Lies are bitter things. Pellets of piercing, malign malice. As a child, lies were petty and insignificant; lies about a square of chocolate or a Crayola star on the magnolia walls. In the years betwixt ages I considered them just as inferior to other principles of life. In the hazy fun, the seemingly endless summers of young adolescence lies were as everything else was. Non-existent. That was until I was old enough to understand. Old enough to comprehend. I knew that things had happened as I grew up, but never why. Not until I understood lies. You see, lies are these interesting creatures; brimming with enmity and lust for sanity. You don’t see them at first, latching onto your shoulders or burrowing into the nerves; you only notice once they’ve finished macheting their way into your consciousness and have nested there. When they line your thoughts with ire and your limbs with led. They paint your thoughts with acid and feed you ricin. What would you do, honestly; if lies were the core of your existence, your family? Do you think you’d confront, hide. Kill?

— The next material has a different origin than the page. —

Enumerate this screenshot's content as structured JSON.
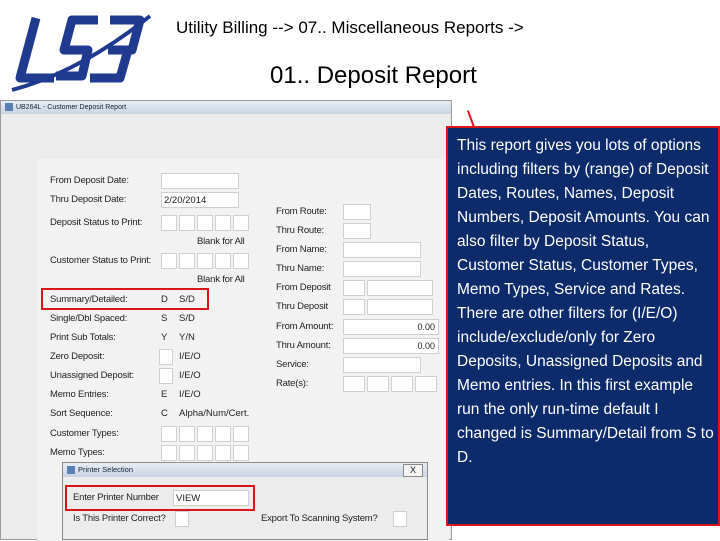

When I was six, my mum built a room of books. A fortress of literature, coiled in there were the distant whispers of the greats; musings of Dickens and mutterings of Tolstoy. She hid away in there. To withdraw from the world. The problem was she took me with her in the reclusion. I was to be the witness to the demise. She was her own judge, jury and executioner and I was merely looking on, through the looking-glass. Utterly paralysed, as we all are in childhood; paralysed by ignorance. Each day was a concatenation of desolate events, each separate and isolated; only interconnected by their fractious pains. She would sit there, a sculptured bird; not the accipitrine creature she used to resemble, no longer a magnificent goshawk circling the skies; anthropomorphic. She was now a finch, desperately flapping her flailing wings in her self-induced twilight. To a six year old, this catatonia was utterly inexplicable. To any other human the misery would have been palpable, but to my immature eyes it was simply odd. A metallic tang at the end of each day, a frost in the air that practically sublimed oxygen to a foil of sea-fog. If nurture is the supposed key to a child’s mental development, perhaps that was the first clue. That growing within a cave of stale narcissism was the first seed to germinate inside me, the first drop of antipathy to flourish.